Giving counsel on which assets to buy was once the central pillar of what registered investment advisors (RIAs) in the U.S. offered clients, but in recent years their role has sprawled to include financial planning, tax advice and other services.
Investing now takes up just 25 per cent of their time, according to this year’s Financial Times’ (FT) 300 top RIAs report. Yet, the vast majority still charge clients based on their assets under management (AUM) – leading some industry observers to question whether this represents good value for clients.
“The AUM model is prevalent because it’s easy to explain, and regulators accept it,” says David Canter, head of RIA and family offices at Fidelity Institutional, which provides an array of services for advisors. The recurring revenue also suits advisors, he adds.
Yet, not all advisors and clients are happy about the dominance of the AUM fee. A common criticism is that the rising financial markets of recent years have enlarged clients’ accounts, meaning they have to pay their advisors higher fees regardless of the amount of work those advisors are putting in.
“It doesn’t take more time to buy 1,000 shares of stock versus 100 shares of stock, so why should the advisor get paid more for the account that needs 1,000 shares?,” says Randy Waesche, chief executive officer at Resource Management, based in Metairie, La. “More clients are going to be asking what sort of value they’re getting for the dollars they’re spending.”
His firm is part of a small but growing segment of the market that does not adhere solely to AUM-based charges. Resource Management charges clients separately for services outside of investment management, based on a combination of hours worked and the complexity of the tasks.
Wealth-management company Charles Schwab, meanwhile, adopted a subscription advice model last year: clients can receive unlimited advice from a financial planner for a one-time fee of US$300 and an ongoing charge of US$30 a month.
Hourly fees, flat fees and similar arrangements rarely generate the same revenue as asset-based fees, however. Where advisors do use them, some will provide a more basic service to compensate for lower revenues, while others offer these structures to attract younger investors with fewer assets.
The proportion of advisors in the FT 300 report charging a combination of AUM-based fees and flat fees rose to 28 per cent in 2019 from 26 per cent in 2018.
Buckingham Strategic Wealth, based in Clayton, Miss., takes the vast majority of its revenue from AUM fees, but it uses flat fees for specific projects such as financial planning.
“The AUM model is still primarily our model of choice, but we’re in the service business and so we have to be flexible,” says its president, Wendy Hartman.
Asset-based charges typically decline as accounts get bigger. That means, for example, a US$1-million account might be charged 100 basis points (bps) a year while a US$10-million account might be charged 70 to 80 bps.
Even so, among FT 300 advisors, the average AUM fee has held steady at 73 basis points for the past three years, which can look odd when other parts of the asset management ecosystem have seen dramatic fee reductions.
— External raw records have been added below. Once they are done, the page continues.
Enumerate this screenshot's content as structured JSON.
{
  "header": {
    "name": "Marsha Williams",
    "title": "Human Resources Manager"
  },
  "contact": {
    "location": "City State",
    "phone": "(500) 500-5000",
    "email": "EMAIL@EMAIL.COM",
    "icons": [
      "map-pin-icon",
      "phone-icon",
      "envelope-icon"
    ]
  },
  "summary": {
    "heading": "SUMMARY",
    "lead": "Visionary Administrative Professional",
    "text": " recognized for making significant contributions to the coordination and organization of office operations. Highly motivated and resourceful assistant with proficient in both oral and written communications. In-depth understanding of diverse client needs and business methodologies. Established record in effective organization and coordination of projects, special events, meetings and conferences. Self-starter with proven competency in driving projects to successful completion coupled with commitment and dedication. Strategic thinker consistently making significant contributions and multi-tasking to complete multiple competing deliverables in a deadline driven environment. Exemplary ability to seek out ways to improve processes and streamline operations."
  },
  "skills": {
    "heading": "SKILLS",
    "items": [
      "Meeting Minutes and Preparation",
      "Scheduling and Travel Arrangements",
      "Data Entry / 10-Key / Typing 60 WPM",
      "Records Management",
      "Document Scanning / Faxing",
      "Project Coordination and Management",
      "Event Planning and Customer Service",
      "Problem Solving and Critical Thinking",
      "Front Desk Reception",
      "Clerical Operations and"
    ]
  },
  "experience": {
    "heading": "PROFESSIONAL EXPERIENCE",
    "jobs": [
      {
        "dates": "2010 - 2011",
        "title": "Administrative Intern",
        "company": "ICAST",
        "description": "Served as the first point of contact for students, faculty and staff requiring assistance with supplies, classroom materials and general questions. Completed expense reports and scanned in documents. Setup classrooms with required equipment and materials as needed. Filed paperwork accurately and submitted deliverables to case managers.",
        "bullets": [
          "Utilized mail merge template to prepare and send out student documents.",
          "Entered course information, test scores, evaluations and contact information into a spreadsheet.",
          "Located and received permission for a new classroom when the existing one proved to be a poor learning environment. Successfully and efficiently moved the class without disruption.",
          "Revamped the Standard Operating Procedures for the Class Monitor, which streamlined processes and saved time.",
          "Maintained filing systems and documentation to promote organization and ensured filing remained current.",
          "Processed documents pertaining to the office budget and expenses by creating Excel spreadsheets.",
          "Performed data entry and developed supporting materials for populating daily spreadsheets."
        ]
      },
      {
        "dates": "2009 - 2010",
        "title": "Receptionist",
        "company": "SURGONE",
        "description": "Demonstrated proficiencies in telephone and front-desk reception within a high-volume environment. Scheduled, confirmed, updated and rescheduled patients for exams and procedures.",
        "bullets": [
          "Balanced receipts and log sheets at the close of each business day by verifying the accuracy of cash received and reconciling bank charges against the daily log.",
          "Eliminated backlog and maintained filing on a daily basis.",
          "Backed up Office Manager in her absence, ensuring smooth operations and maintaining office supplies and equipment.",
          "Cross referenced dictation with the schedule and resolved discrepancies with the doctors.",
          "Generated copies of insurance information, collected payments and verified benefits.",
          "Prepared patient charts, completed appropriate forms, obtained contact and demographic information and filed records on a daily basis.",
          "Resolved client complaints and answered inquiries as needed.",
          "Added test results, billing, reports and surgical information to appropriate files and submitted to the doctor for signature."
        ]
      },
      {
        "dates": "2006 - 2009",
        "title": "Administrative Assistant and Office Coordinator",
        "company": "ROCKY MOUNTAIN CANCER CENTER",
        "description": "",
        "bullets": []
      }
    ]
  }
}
Last year, for example, discount brokerages such as Charles Schwab and Fidelity, which had charged roughly US$5 to US$9 per trade, cut those commissions to zero. Meanwhile, the battle between passive and active management styles over the past decade has brought down costs significantly for managed funds.
Rather than cut fees, many RIAs are competing by increasing the services they provide but for the same cost – in effect a form of fee compression.
For clients of The Colony Group in Boston, the AUM fee includes connections to college admissions consultants for students and travel concierges. The advisor will also charge hourly for additional services such as bookkeeping. “We are constantly under pressure to offer value for what we do,” says Michael Nathanson, chairman and CEO.
Yet, Michael Kitces, publisher of financial planning industry blog Nerd’s Eye View, argues that the real weakness of asset-based fees is that they limit advisors to only take clients with enough assets to make it economical.
“The AUM model works well for those it serves. But it limits the market,” he says.
An investor with US$100,000 might generate only US$1,000 a year in fees, so would be turned away by many RIAs. Among the FT 300, 61 per cent of advisors set an account minimum of US$500,000 or more.
Mr. Kitces has also co-founded a membership organization of advisors offering subscription-based fees. He sees this pricing model as an opportunity to serve clients who have fewer assets but who still need advice.
“It can make advice more affordable,” he says, while opening up the market to millions more investors and deepening the client pool for advisors.
For now, at least, most advisors expect AUM fees to continue to be the standard. But both client and advisor should benefit from the latter’s greater willingness to experiment with how they charge.
Loren Fox is director of research at Ignites Research.